Rio’s sports venues, whose reputation has been suffering since they were abandoned to fall into ruin after the Olympics, was presented with a rare opportunity – that of hosting the ICU Para-Cycling Track World Championship at Barra Olympic Park. The competition, which took place in late March, featured elite Paralympians, and should have been a cause for celebration and a reason to celebrate the city’s work to renew itself.
Bur Rio is faced with another hurdle – and this one should concern traveling athletes: yellow fever, which has broken out in the region.
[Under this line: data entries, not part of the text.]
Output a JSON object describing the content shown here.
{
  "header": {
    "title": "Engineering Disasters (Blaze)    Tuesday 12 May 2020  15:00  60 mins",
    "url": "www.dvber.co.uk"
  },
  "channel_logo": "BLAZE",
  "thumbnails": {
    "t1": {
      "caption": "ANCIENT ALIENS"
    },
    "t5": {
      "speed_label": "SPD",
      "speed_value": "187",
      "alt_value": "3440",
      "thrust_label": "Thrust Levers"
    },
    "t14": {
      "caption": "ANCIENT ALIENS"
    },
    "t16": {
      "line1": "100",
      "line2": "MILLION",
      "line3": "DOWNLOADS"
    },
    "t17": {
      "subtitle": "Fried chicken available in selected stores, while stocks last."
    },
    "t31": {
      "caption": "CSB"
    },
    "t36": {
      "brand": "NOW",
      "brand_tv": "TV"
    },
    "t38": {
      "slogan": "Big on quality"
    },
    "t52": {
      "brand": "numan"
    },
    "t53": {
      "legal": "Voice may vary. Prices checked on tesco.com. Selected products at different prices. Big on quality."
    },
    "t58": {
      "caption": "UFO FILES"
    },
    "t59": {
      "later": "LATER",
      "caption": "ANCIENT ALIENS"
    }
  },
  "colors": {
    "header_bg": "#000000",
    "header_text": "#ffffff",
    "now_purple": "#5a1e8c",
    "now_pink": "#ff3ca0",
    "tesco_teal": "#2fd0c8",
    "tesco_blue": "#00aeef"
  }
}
In fact, its presence convinced fourteen-time Paralympic champion Sarah Storey to withdraw from the competition, citing the fact that she would have been going to South America with her infant son, who at only one month old, is too young to receive the vaccine. (The vaccine is only available to those nine months of age and up.)
Worldwide, health officials are urging travelers – including athletes – to get vaccinated before entering affected regions, according to CNN. The current outbreak of the deadly virus, which has killed a total of 53 people in Brazil, began at the end of 2017 after several cases were confirmed in areas close to São Paulo, the CDC said. More than half of those deaths, according to the World Health Organization, have come in the last few weeks.
A vaccine provides 99 percent of lifetime immunity. The viral hemorrhagic disease is transmitted by mosquitoes.
According to CNN,
The yellow fever vaccine "is only effective if received at least 10 days prior to arrival in an at-risk area," the CDC said.
Health officials say travelers should plan to get the vaccination before arriving in Brazil as the country is facing a shortage of the vaccine. However, American supplies of the vaccine can be also be limited.
Last year, the CDC announced that yellow fever vaccine supplies were expected to run out in the US after Sanofi Pasteur, which produces the YF-Vax vaccine, implemented restricted ordering following manufacturing problems.
For a list of areas where the vaccine is recommended according to the Centers for Disease Control, click here.
In the run-up to the 2016 Summer Olympics, Rio was beset by much-publicized problems that constituted health threats, including polluted water, dengue fever, Zika virus and more.